A ideia de fazer o projeto comemorativo de 25 anos do “Mi Casa, su Casa” surgiu depois da pandemia. Eu percebi o quanto a banda era importante  na vida de tantas pessoas, mexia com a memória afetiva. Recebi tantas mensagens de fãs contando histórias emocionantes da relação com a Penélope, com as letras, com as músicas. Comecei a relembrar algumas composições minhas do período e me senti à vontade de novo, cabendo naquele personagem…eu mesma. Convidei alguns ex-integrantes para fazermos o projeto, mas cada um estava em um momento diferente que não daria para conciliar. Pensei então em pessoas que tinham uma história junto com a banda e foquei no principal: o repertório!

 Para este show do Rock in Rio teremos a participação de alguns ex -integrantes, o que vai tornar tudo ainda mais emocionante. Luisão, que nos deixou em março, será lembrado sim.

 E como você vê a presença e a representatividade feminina na música hoje?

Falando especificamente sobre o rock, é incrível que até hoje ainda tenho que responder nas entrevistas sobre ter poucas mulheres fazendo rock.

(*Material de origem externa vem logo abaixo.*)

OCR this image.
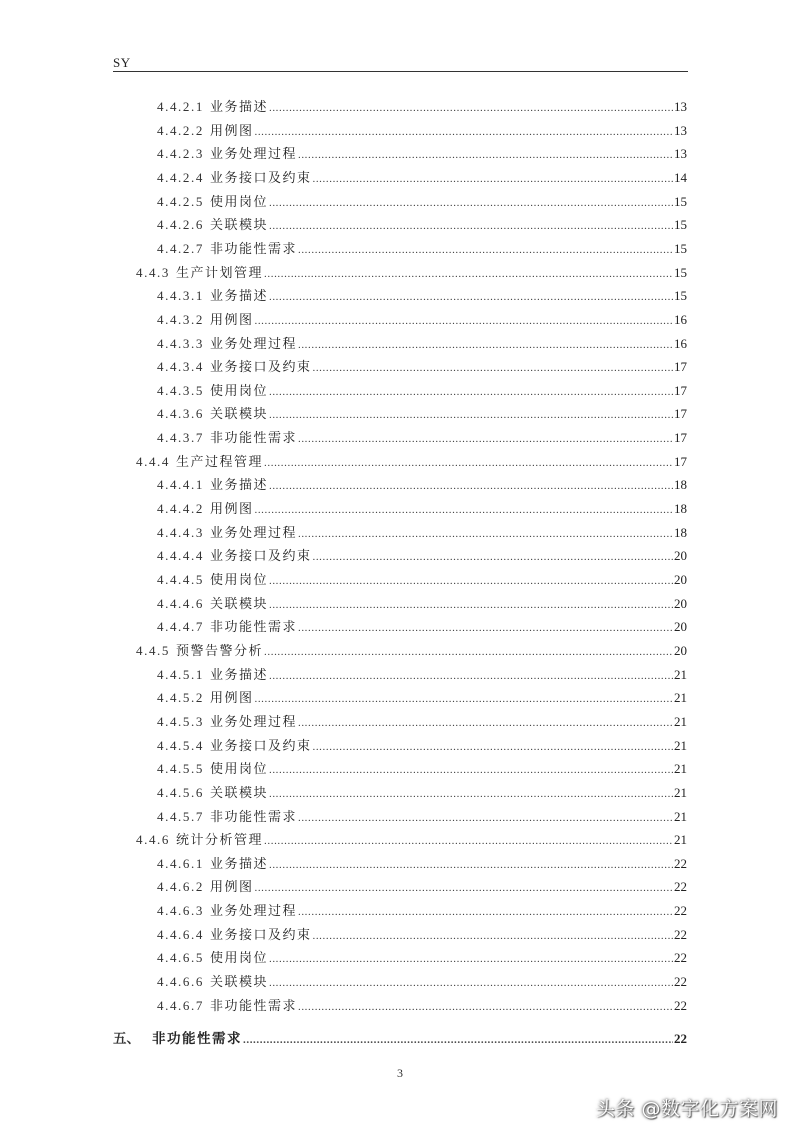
SY
4.4.2.1 业务描述 .....	13
4.4.2.2 用例图 .....	13
4.4.2.3 业务处理过程 .....	13
4.4.2.4 业务接口及约束 .....	14
4.4.2.5 使用岗位 .....	15
4.4.2.6 关联模块 .....	15
4.4.2.7 非功能性需求 .....	15
4.4.3 生产计划管理 .....	15
4.4.3.1 业务描述 .....	15
4.4.3.2 用例图 .....	16
4.4.3.3 业务处理过程 .....	16
4.4.3.4 业务接口及约束 .....	17
4.4.3.5 使用岗位 .....	17
4.4.3.6 关联模块 .....	17
4.4.3.7 非功能性需求 .....	17
4.4.4 生产过程管理 .....	17
4.4.4.1 业务描述 .....	18
4.4.4.2 用例图 .....	18
4.4.4.3 业务处理过程 .....	18
4.4.4.4 业务接口及约束 .....	20
4.4.4.5 使用岗位 .....	20
4.4.4.6 关联模块 .....	20
4.4.4.7 非功能性需求 .....	20
4.4.5 预警告警分析 .....	20
4.4.5.1 业务描述 .....	21
4.4.5.2 用例图 .....	21
4.4.5.3 业务处理过程 .....	21
4.4.5.4 业务接口及约束 .....	21
4.4.5.5 使用岗位 .....	21
4.4.5.6 关联模块 .....	21
4.4.5.7 非功能性需求 .....	21
4.4.6 统计分析管理 .....	21
4.4.6.1 业务描述 .....	22
4.4.6.2 用例图 .....	22
4.4.6.3 业务处理过程 .....	22
4.4.6.4 业务接口及约束 .....	22
4.4.6.5 使用岗位 .....	22
4.4.6.6 关联模块 .....	22
4.4.6.7 非功能性需求 .....	22
五、 非功能性需求 .....	22
3
头条 @数字化方案网
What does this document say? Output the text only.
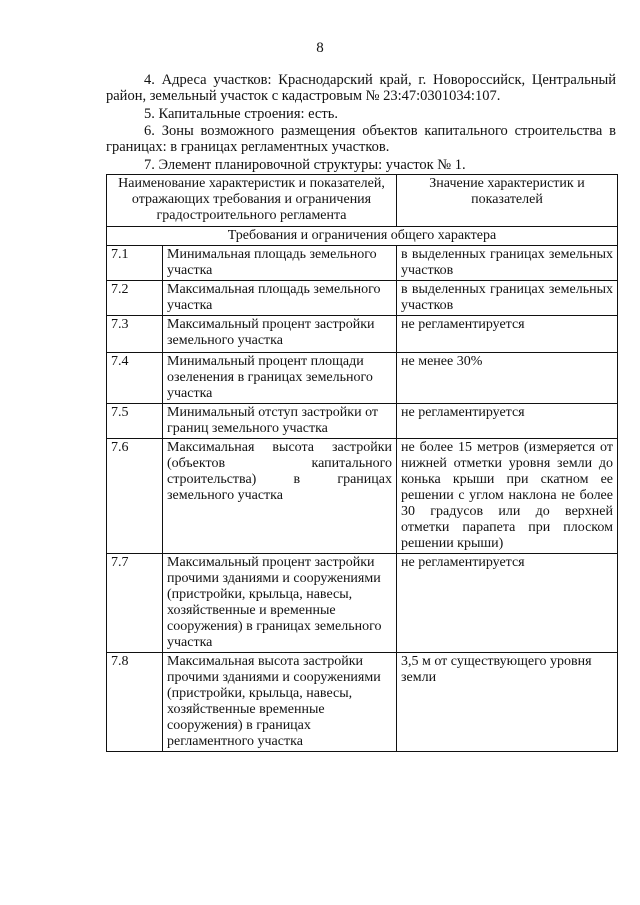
8
4. Адреса участков: Краснодарский край, г. Новороссийск, Центральный район, земельный участок с кадастровым № 23:47:0301034:107.
5. Капитальные строения: есть.
6. Зоны возможного размещения объектов капитального строительства в границах: в границах регламентных участков.
7. Элемент планировочной структуры: участок № 1.
Наименование характеристик и показателей, отражающих требования и ограничения градостроительного регламента		Значение характеристик и показателей
Требования и ограничения общего характера		
7.1	Минимальная площадь земельного участка	в выделенных границах земельных участков
7.2	Максимальная площадь земельного участка	в выделенных границах земельных участков
7.3	Максимальный процент застройки земельного участка	не регламентируется
7.4	Минимальный процент площади озеленения в границах земельного участка	не менее 30%
7.5	Минимальный отступ застройки от границ земельного участка	не регламентируется
7.6	Максимальная высота застройки (объектов капитального строительства) в границах земельного участка	не более 15 метров (измеряется от нижней отметки уровня земли до конька крыши при скатном ее решении с углом наклона не более 30 градусов или до верхней отметки парапета при плоском решении крыши)
7.7	Максимальный процент застройки прочими зданиями и сооружениями (пристройки, крыльца, навесы, хозяйственные и временные сооружения) в границах земельного участка	не регламентируется
7.8	Максимальная высота застройки прочими зданиями и сооружениями (пристройки, крыльца, навесы, хозяйственные временные сооружения) в границах регламентного участка	3,5 м от существующего уровня земли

Sempre relembro o quanto somos presentes desde o início: o primeiro rock gravado no Brasil foi pela Nora Ney, depois tivemos uma cena muito rica na jovem guarda (Wanderlea, Lilian, Martinha, Silvinha…) inclusive de mulheres cantoras, compositoras e instrumentistas. Nos anos 80 também (Blitz, Metrô, Mercenárias, Kid Abelha…). Anos 90/2000 com Penélope, Pato Fu e tantas outras. Em todas as décadas sempre tivemos uma presença muito grande feminina e atualmente seguimos com a mesma força.

 Quais os planos após o RIR, a Penélope segue em turnê ou você retoma sua carreira solo?

Eu continuo na carreira solo ao mesmo tempo que viajo com o show comemorativo da Penélope. Tenho novos singles solo para lançar. Parcerias com Virginie Boutaud [vocalista do grupo Metrô] e single com participação da percussionista Lan Lanh.